I spoke to the customer care executive, the senior customer care executive and what not, but the only reply I received is that it cannot be considered a manufacturing defect and that Sony phones are made under the best possible manufacturing conditions, which makes it impossible for the water to have gone in from elsewhere and blah blah.

An Accidental Damage Protection plan is designed to save the user from having to bear the cost of an Accidental Damage like him smashing the phone against the floor or dipping it in water deeper than 1.5m or maybe in a washing machine where the water pressures are much higher than the device is rated for. It is not to cover manufacturing defects of the phone. While most Sony executives would disagree, I suggest they see the following pics and assess for themselves.

The front glass is slightly off, resulting in a not so waterproof fit and hence the water damage.

For Sony:

We buy your phones in good spirit assuming everything you market and advertise so hard with our money is entirely true.
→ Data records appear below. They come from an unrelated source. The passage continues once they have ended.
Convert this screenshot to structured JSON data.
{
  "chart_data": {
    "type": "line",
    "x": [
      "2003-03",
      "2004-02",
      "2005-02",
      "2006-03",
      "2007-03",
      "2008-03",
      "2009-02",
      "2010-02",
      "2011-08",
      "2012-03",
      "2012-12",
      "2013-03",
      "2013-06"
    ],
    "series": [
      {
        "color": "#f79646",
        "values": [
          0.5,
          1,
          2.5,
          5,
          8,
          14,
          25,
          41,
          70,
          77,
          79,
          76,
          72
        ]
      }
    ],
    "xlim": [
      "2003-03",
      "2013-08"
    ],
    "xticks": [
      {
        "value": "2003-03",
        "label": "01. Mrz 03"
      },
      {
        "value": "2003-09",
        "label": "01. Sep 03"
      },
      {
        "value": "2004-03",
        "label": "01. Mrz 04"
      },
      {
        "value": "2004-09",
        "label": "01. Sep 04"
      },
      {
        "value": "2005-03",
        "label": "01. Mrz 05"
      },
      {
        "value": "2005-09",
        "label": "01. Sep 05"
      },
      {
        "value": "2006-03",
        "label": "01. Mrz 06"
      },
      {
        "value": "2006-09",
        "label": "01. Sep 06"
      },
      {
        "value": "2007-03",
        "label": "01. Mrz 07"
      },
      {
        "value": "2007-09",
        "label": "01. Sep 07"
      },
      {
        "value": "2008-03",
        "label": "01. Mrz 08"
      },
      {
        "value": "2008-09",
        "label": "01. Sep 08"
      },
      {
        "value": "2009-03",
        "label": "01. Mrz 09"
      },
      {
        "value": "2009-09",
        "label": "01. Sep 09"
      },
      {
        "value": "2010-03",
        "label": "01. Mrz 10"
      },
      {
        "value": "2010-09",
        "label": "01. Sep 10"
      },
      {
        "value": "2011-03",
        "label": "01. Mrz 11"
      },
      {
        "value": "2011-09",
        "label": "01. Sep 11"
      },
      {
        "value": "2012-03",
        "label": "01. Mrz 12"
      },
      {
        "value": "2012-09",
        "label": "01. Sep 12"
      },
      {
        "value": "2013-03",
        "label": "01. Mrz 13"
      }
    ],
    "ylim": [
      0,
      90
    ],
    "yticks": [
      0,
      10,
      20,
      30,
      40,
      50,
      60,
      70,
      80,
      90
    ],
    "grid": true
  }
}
While I agree a lot of users would cover up their mistakes in the name of warranty and try to save money, you need to have a better mechanism of customer redressal than simply suggesting that all that goes wrong is the user’s fault.

No one tests the phone for waterproofing at the time of purchase, and it would only be in your favour if you had a water testing facility at your service centers, which at present, here in New Delhi, is non-existent.

For Users:

I’d suggest you to stay away from dipping your phones into water or spraying it with water unless you’ve really scrutinized in depth the joints, the side panels and maybe still, you could end up with a dead phone. You may want to get it water tested at Sony Mobile service centers, but its highly unlikely that they would do it for you as of now.